Le prochain président de la Fédération congolaise de football association -FECOFA- sera connu à l’issue de l’élection du Comité exécutif prévue le 20 mai prochain. Cinq ans après la démission de Constant Omari en avril 2021, l’instance faitière du football RD-congolais s’apprête à tourner une longue page d’incertitudes et d’instabilité, faite d’intérim de Donatien Tshimanga et d’une interminable normalisation achevée en queue de poisson.
Pour désigner le prochain patron du football en RD-Congo, 68 délégués vont être appelés en Assemblée générale extraordinaire et élective. Ces «faiseurs de roi» se recrutent parmi les dirigeants des ligues, les présidents des clubs et d’autres acteurs du football national. Conformément à l’article 26 de nouveaux statuts de la FECOFA, les premiers pourvoyeurs des voix sont les clubs avec 32 délégués, soit la moitié du corps électoral.
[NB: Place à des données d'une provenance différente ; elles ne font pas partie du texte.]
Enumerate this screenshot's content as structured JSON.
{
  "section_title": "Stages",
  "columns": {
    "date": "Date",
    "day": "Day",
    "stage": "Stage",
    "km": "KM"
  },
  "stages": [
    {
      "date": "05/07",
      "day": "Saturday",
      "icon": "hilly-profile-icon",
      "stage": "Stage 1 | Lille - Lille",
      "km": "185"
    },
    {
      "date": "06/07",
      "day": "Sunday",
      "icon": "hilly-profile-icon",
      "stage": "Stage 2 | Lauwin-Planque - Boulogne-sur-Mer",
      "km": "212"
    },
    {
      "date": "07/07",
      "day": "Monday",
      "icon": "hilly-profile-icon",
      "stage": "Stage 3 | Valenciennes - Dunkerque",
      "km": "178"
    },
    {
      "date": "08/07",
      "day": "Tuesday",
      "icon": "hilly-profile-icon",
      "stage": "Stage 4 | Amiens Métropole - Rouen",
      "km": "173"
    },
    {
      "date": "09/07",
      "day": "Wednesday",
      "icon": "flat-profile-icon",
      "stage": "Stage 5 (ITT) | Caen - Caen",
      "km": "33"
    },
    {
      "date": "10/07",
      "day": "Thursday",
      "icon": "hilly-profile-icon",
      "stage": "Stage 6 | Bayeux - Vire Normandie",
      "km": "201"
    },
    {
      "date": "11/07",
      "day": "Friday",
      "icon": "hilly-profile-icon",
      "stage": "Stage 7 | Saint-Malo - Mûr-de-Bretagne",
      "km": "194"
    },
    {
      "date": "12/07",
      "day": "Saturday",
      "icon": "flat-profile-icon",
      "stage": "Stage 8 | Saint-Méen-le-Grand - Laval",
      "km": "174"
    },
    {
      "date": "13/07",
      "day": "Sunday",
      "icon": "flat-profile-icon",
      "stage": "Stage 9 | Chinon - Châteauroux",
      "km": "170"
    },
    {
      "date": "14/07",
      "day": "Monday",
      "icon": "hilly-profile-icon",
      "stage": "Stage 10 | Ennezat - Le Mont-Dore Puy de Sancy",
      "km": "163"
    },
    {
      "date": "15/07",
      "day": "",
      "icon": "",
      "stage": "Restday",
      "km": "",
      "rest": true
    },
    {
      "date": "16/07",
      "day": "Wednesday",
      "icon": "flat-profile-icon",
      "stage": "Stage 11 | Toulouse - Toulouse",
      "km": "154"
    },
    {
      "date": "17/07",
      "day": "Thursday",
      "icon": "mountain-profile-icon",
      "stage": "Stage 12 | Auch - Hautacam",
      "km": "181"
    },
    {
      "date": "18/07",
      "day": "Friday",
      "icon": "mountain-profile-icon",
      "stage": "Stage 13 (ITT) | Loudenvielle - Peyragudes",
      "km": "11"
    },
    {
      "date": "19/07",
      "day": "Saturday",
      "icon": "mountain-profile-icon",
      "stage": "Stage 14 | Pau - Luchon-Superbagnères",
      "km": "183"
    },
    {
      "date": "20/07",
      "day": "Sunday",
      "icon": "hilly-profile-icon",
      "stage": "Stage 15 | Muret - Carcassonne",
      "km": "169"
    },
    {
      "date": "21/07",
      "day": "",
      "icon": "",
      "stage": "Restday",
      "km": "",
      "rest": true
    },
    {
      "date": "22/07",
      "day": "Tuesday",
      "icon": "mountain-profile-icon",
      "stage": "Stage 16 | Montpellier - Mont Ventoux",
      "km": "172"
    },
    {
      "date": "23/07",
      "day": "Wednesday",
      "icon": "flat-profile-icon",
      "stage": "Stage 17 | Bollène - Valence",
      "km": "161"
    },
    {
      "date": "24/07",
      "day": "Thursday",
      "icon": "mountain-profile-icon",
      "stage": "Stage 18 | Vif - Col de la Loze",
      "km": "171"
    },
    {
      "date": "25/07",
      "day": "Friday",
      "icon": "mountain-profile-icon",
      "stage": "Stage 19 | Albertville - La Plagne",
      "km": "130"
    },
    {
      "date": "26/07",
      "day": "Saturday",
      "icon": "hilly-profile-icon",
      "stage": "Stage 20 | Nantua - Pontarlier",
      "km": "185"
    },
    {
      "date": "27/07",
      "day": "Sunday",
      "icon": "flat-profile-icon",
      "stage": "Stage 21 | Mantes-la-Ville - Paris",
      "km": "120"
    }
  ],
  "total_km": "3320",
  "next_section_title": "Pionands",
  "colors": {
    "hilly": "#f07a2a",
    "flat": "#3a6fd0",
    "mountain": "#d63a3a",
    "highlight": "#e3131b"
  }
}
Avec 12 voix, les clubs de Ligue 1 sont les mieux représentés. Suivent la Ligue 2 avec 4 clubs, la Ligue nationale de football féminin -LINAFF- 3 clubs, et la Ligue nationale de football des jeunes -LINAFJ- 2 clubs. Ce total est complété par les 11 champions de différentes ligues provinciales. Gagner l’élection passe également par le soutien de ces ligues provinciales. Avec 2 délégués chacune pour un total de 22 voix -soit le tiers-, les Ligues provinciales sont un vivier important du système électoral de la FECOFA.
Pour le reste, l’Assemblée générale de la FECOFA accorde 8 voix aux groupements d’intérêts reconnus: 2 pour l’Association des arbitres, des dirigeants des clubs et celle des entraineurs, alors que le syndicat des joueurs et les médecins sportifs ont une voix chacun.
Le votant est normalement une personne physique appartenant au groupe concerné et ayant obtenu un mandat statutaire. Toutefois, seuls les délégués présents peuvent voter. Le droit de vote à la FECOFA n’est en effet pas exerçable par procuration ou par correspondance.